Investor's Business Daily, April 17th, 2007
Terror State: Iranian-made arms meant for the Taliban have been seized in Afghanistan. Is there a terrorist group Tehran doesn't support? When will the world get serious about stopping this exporter of murder?
Vice President Dick Cheney often makes the point 20hat the global terrorist enemy the civilized world faces "wears no uniform" and its operatives "plot and plan in secret."
Quite true. But increasingly, the world is finding that those who provide much of the resources and political momentum for our enemies in this war wear the uniform of a government -- that of Iranian President Mahmoud Ahmadinejad, the fanatic who denies the Holocaust, calls for Israel's destruction and believes Iran is divinely ordained to trigger an Islamic global apocalypse.
Iran has supplied Shiite militants in Iraq with roadside bombs that have killed our troops, and Sunni terrorists with weapons and intelligence support. Tehran has also long provided funding to the Palestinian terrorist group Hamas and to Hezbollah in Lebanon.
Joint Chiefs Chairman Peter Pace reports that powerful explosives and other munitions with markings proving them to be of Iranian manufacture were found in the Taliban stronghold of Kandahar province in southern Afghanistan in the past month.
Regarding the complicity of Iran's government, Pace said either Iran's leadership "knows what their armed forces are doing, or they don't know. In either case, that's a problem."
The major countries of the world might have solved the problem of Saddam Hussein had they joined in a concerted effort to isolate his regime from world trade. That mass murderer could have been forced to flee or been toppled, and there would have been no need for a U.S. invasion of Iraq.
Similarly, the world today could preclude military action against Iran by imposing watertight (or, more aptly, oil-tight) sanctions. This should have been done well over a year ago, yet consider:
In 2005, Germany, to its shame, was Iran's biggest trading partner; German exports to Iran last year were $5.5 billion.
During a trip to Pakistan last week, the Russian prime minister said Moscow backs Iran's right to produce nuclear energy -- little wonder since Russia has funded and built so much of Tehran's nuclear program.
Earlier this month, Iran and South Korea agreed to launch a joint investment committee, expanding their financial ties. South Korea's trade promotion council chief remarked that the recent United Nations Security Council resolution against Iran was unlikely to have any impact on Tehran-Seoul trade. South Korea currently has more than $10 billion invested in Iranian projects.

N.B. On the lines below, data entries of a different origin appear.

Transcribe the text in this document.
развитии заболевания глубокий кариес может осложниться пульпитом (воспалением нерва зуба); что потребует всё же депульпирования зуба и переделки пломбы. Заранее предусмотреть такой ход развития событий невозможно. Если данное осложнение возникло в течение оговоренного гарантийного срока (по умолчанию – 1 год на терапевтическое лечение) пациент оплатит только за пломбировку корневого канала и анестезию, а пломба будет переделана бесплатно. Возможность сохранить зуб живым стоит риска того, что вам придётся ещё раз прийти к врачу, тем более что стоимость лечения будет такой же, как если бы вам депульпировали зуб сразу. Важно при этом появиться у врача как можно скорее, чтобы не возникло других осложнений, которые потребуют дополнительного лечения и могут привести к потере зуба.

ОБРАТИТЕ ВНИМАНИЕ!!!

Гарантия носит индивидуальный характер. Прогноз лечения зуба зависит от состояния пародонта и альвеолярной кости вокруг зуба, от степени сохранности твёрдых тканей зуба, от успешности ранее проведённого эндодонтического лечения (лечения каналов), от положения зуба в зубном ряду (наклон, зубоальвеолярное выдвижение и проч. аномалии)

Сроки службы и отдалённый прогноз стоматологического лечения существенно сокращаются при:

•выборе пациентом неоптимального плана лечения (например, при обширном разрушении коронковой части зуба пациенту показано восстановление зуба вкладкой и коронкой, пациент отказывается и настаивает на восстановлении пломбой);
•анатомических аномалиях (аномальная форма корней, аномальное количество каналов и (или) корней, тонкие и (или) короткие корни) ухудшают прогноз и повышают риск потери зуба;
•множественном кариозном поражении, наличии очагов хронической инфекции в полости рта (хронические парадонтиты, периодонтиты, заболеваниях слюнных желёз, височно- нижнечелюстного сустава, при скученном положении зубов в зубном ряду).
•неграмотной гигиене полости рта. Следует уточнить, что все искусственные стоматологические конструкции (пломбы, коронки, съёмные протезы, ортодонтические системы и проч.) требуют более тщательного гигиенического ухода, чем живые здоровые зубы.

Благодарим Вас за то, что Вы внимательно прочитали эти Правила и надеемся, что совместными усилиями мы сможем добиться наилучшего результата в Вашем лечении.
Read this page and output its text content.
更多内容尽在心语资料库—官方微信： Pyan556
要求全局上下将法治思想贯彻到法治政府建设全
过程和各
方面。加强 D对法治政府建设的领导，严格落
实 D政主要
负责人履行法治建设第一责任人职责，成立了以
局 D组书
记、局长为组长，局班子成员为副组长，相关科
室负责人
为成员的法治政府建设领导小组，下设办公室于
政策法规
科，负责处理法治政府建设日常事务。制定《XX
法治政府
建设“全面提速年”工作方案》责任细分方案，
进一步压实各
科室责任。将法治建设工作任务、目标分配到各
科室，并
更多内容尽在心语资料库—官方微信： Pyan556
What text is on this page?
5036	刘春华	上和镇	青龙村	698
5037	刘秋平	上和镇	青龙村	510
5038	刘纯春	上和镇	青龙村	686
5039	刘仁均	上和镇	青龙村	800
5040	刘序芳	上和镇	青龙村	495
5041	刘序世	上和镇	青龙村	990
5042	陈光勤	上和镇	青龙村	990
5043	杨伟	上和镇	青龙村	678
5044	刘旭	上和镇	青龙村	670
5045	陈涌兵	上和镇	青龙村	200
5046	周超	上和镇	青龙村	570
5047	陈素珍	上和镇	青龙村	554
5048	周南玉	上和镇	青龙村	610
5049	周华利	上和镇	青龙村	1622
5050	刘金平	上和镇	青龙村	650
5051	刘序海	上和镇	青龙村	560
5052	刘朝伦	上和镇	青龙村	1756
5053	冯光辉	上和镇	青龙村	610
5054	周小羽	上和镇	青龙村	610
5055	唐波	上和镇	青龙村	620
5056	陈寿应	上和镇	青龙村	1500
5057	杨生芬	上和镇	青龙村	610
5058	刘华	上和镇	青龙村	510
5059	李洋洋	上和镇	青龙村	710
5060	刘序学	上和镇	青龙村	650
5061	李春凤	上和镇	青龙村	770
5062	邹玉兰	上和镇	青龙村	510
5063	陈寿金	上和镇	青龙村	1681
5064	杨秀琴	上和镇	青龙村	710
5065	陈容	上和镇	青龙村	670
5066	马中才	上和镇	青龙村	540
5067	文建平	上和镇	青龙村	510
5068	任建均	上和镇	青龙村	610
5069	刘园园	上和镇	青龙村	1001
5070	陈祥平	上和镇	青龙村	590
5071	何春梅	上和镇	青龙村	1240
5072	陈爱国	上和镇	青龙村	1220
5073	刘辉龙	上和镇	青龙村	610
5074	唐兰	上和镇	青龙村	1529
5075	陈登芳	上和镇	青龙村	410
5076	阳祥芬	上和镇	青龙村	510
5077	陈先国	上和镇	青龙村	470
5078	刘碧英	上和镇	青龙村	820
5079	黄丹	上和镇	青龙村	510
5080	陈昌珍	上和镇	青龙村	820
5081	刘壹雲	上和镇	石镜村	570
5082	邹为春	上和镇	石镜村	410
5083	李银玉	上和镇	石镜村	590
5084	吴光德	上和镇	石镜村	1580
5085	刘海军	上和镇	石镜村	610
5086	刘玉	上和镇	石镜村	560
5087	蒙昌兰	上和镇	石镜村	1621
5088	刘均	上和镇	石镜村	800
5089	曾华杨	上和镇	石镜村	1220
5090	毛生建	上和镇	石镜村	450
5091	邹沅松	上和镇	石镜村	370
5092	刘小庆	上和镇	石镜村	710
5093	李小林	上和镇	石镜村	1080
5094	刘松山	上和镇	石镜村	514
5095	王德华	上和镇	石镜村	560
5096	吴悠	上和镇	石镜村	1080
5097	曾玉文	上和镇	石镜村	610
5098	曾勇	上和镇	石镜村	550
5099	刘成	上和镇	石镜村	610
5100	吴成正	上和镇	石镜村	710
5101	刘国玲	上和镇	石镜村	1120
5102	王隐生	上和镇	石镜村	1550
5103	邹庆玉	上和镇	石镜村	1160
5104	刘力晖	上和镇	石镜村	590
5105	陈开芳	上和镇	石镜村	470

It was announced this month that "joint cooperation headquarters" will soon be established to coordinate economic and trade relations between Iran and another anti-American regime -- Hugo Chavez's Venezuela.
This month Pakistan's government announced it will allow its roads and highways to be used for Iran-China trade.
Much of the world is obviously steeped in self-delusion, acting as if the leading terrorist state building nuclear weapons is no cause for worry. Faced with this failure of international responsibility, it will become the job of the U.S. or Israel, or both, to take unilateral action and destroy Iran's nuclear facilities.
The alternative is to wake up one day to another 9/11 -- multiplied 1,000 times.